If it is a general election between Hillary Clinton and Donald Trump, one question will be how the nomination process led to the two candidates with the highest negatives for a general election winning each party’s nomination. While the outcome is analogous, the process was completely different. Clinton has benefited from being the establishment candidate in a battle rigged in her favor, without regard to the consequences. Trump has defied the Republican leadership, which has so far been  powerless to get in the way of voters rejecting the establishment.

In other words, the Democratic race has been totally undemocratic, while the Republicans have had a much fairer process. As David Atkins wrote about the Democratic process at Washington Monthly, “The Democratic Party should be true to its name and trust in democracy.”Republican voters have been right in rejecting the establishment, but unfortunately the wrong person has benefited from this.

An election between Clinton versus Trump will very likely break modern records for dishonesty and smears. With each candidate being so disliked on a national level, each will probably try to win by making voters hate the other even more.

We might see a breakdown in the red/blue state divide which has dominated recent elections. It is not unimaginable to see Donald Trump taking New York and the blue portions of the midwest in a battle with Clinton, who already is having problems in the traditional battleground states. On the other hand, Democrats might be lucky if Trump is the nominee as Clinton would have a much harder time beating Cruz or Rubio. The latest CNN poll , along with multiple other recent polls, agrees with this, showing both Sanders and Clinton beating Trump, with Sanders winning by a larger margin, but only Sanders being able to beat Rubio and Cruz.

The real reason that this is the darkest timeline is not the general election, but who we will have to live with as president for at least four years. A Clinton victory means a return to the neoconservative foreign policy view which has resulted in disaster. She will keep us on a path of perpetual warfare and strengthening of the surveillance state. She even received a major neocon endorsement last week. While Donald Trump is less hawkish on paper, I could still see him as being at considerable risk of blundering us into more wars.

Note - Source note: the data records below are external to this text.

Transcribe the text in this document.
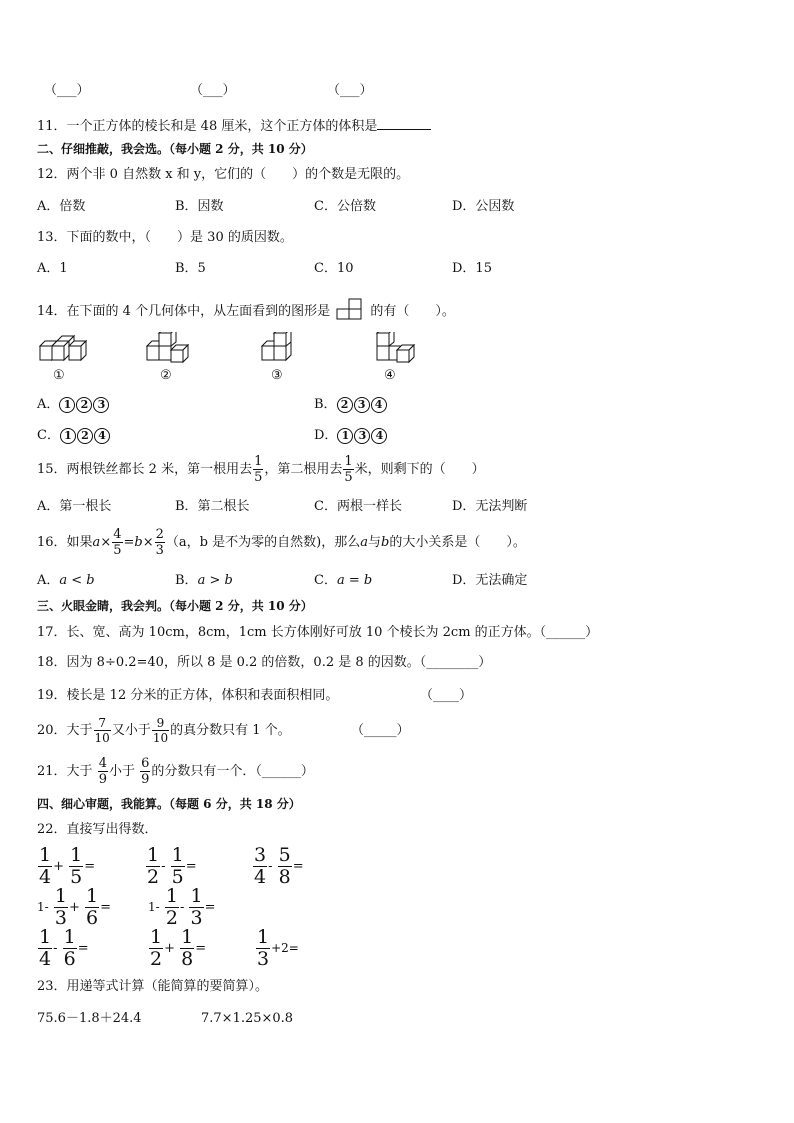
（___）	（___）	（___）
11．一个正方体的棱长和是 48 厘米，这个正方体的体积是
二、仔细推敲，我会选。（每小题 2 分，共 10 分）
12．两个非 0 自然数 x 和 y，它们的（　　）的个数是无限的。
A．倍数	B．因数	C．公倍数	D．公因数
13．下面的数中，（　　）是 30 的质因数。
A．1	B．5	C．10	D．15
14．在下面的 4 个几何体中，从左面看到的图形是	的有（　　）。
①	②	③	④
A． 1 2 3	B． 2 3 4
C． 1 2 4	D． 1 3 4
15．两根铁丝都长 2 米，第一根用去 $\frac{1}{5}$ ，第二根用去 $\frac{1}{5}$ 米，则剩下的（　　）
A．第一根长	B．第二根长	C．两根一样长	D．无法判断
16．如果$a\times \frac{4}{5} =b\times \frac{2}{3} (a$，b 是不为零的自然数)，那么a与b的大小关系是（　　）。
A．a < b	B．a > b	C．a = b	D．无法确定
三、火眼金睛，我会判。（每小题 2 分，共 10 分）
17．长、宽、高为 10cm，8cm，1cm 长方体刚好可放 10 个棱长为 2cm 的正方体。（______）
18．因为 8÷0.2=40，所以 8 是 0.2 的倍数，0.2 是 8 的因数。（________）
19．棱长是 12 分米的正方体，体积和表面积相同。	（____）
20．大于 $\frac{7}{10}$ 又小于 $\frac{9}{10}$ 的真分数只有 1 个。	（_____）
21．大于 $\frac{4}{9}$ 小于 $\frac{6}{9}$ 的分数只有一个．（______）
四、细心审题，我能算。（每题 6 分，共 18 分）
22．直接写出得数．
$\frac{1}{4} + \frac{1}{5}$ =	$\frac{1}{2} - \frac{1}{5}$ =	$\frac{3}{4} - \frac{5}{8}$ =
$1- \frac{1}{3} + \frac{1}{6}$ =	$1- \frac{1}{2} - \frac{1}{3}$ =
$\frac{1}{4} - \frac{1}{6}$ =	$\frac{1}{2} + \frac{1}{8}$ =	$\frac{1}{3} +2=$
23．用递等式计算（能简算的要简算）。
75.6－1.8＋24.4	7.7×1.25×0.8
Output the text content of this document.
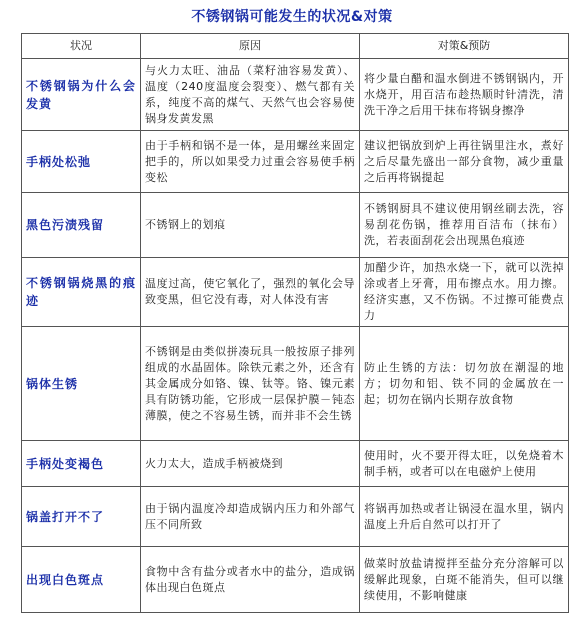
不锈钢锅可能发生的状况&对策
状况	原因	对策&预防
不锈钢锅为什么会发黄	与火力太旺、油品（菜籽油容易发黄）、温度（240度温度会裂变）、燃气都有关系，纯度不高的煤气、天然气也会容易使锅身发黄发黑	将少量白醋和温水倒进不锈钢锅内，开水烧开，用百洁布趁热顺时针清洗，清洗干净之后用干抹布将锅身擦净
手柄处松弛	由于手柄和锅不是一体，是用螺丝来固定把手的，所以如果受力过重会容易使手柄变松	建议把锅放到炉上再往锅里注水，煮好之后尽量先盛出一部分食物，减少重量之后再将锅提起
黑色污渍残留	不锈钢上的划痕	不锈钢厨具不建议使用钢丝刷去洗，容易刮花伤锅，推荐用百洁布（抹布）洗，若表面刮花会出现黑色痕迹
不锈钢锅烧黑的痕迹	温度过高，使它氧化了，强烈的氧化会导致变黑，但它没有毒，对人体没有害	加醋少许，加热水烧一下，就可以洗掉涂或者上牙膏，用布擦点水。用力擦。经济实惠，又不伤锅。不过擦可能费点力
锅体生锈	不锈钢是由类似拼凑玩具一般按原子排列组成的水晶固体。除铁元素之外，还含有其金属成分如铬、镍、钛等。铬、镍元素具有防锈功能，它形成一层保护膜－钝态薄膜，使之不容易生锈，而并非不会生锈	防止生锈的方法：切勿放在潮湿的地方；切勿和铝、铁不同的金属放在一起；切勿在锅内长期存放食物
手柄处变褐色	火力太大，造成手柄被烧到	使用时，火不要开得太旺，以免烧着木制手柄，或者可以在电磁炉上使用
锅盖打开不了	由于锅内温度冷却造成锅内压力和外部气压不同所致	将锅再加热或者让锅浸在温水里，锅内温度上升后自然可以打开了
出现白色斑点	食物中含有盐分或者水中的盐分，造成锅体出现白色斑点	做菜时放盐请搅拌至盐分充分溶解可以缓解此现象，白斑不能消失，但可以继续使用，不影响健康
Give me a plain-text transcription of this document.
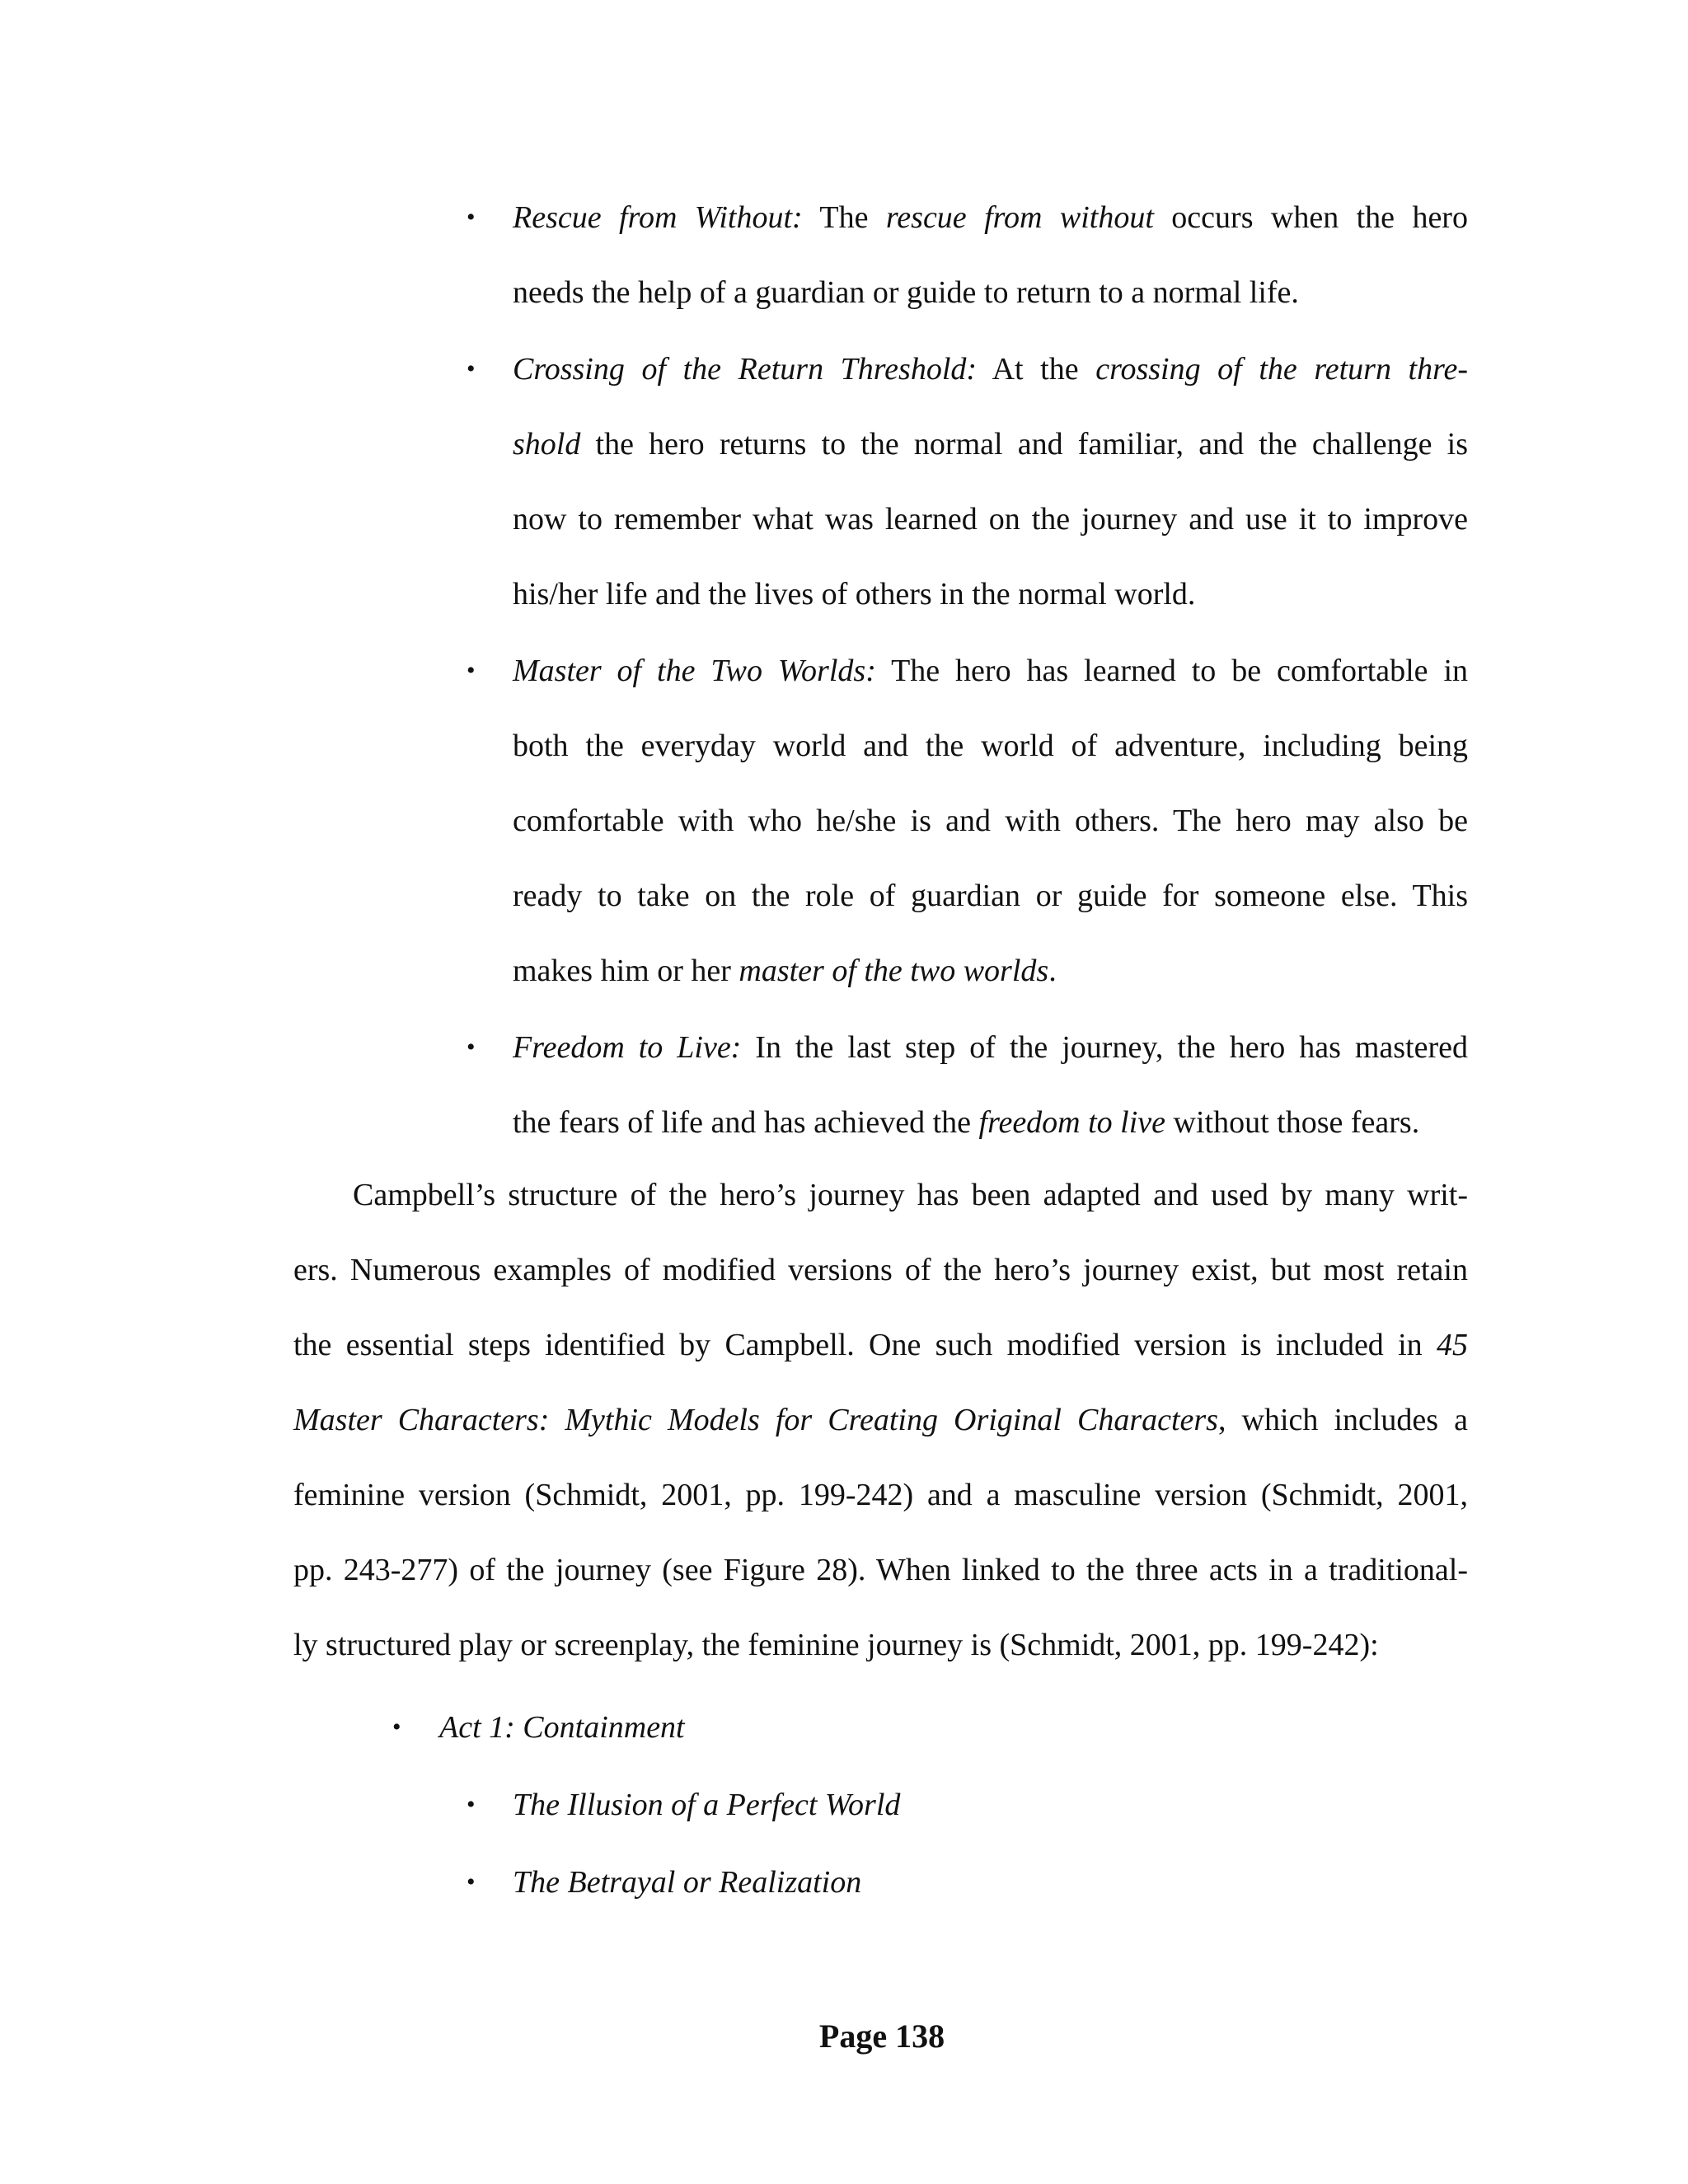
• Rescue from Without: The rescue from without occurs when the hero
needs the help of a guardian or guide to return to a normal life.
• Crossing of the Return Threshold: At the crossing of the return thre-
shold the hero returns to the normal and familiar, and the challenge is
now to remember what was learned on the journey and use it to improve
his/her life and the lives of others in the normal world.
• Master of the Two Worlds: The hero has learned to be comfortable in
both the everyday world and the world of adventure, including being
comfortable with who he/she is and with others. The hero may also be
ready to take on the role of guardian or guide for someone else. This
makes him or her master of the two worlds.
• Freedom to Live: In the last step of the journey, the hero has mastered
the fears of life and has achieved the freedom to live without those fears.
Campbell’s structure of the hero’s journey has been adapted and used by many writ-
ers. Numerous examples of modified versions of the hero’s journey exist, but most retain
the essential steps identified by Campbell. One such modified version is included in 45
Master Characters: Mythic Models for Creating Original Characters, which includes a
feminine version (Schmidt, 2001, pp. 199-242) and a masculine version (Schmidt, 2001,
pp. 243-277) of the journey (see Figure 28). When linked to the three acts in a traditional-
ly structured play or screenplay, the feminine journey is (Schmidt, 2001, pp. 199-242):
• Act 1: Containment
• The Illusion of a Perfect World
• The Betrayal or Realization
Page 138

Both show little regard for First Amendments rights.

We would have a Democratic nominee who has proposed legislation making it a crime to burn flags in protest and a Republican nominee who has proposed limiting entry to the country based upon their religion. Neither is tolerable. I imagine that in the case of Trump we are dealing with what might be campaign hyperbole, versus an actual record on Clinton’s part of proposing restrictions on civil liberties and pushing for greater military intervention, but it is risky to trust that Trump will be more rational if in office. Just like it is risky to believe it when Clinton takes more progressive positions, on limited and selective issues. At least Trump has exposed the problems of big money in politics–not that I would count on him really reforming a system he has benefited from. It is no wonder that I am seeing so much talk about voting for the Green Party recently.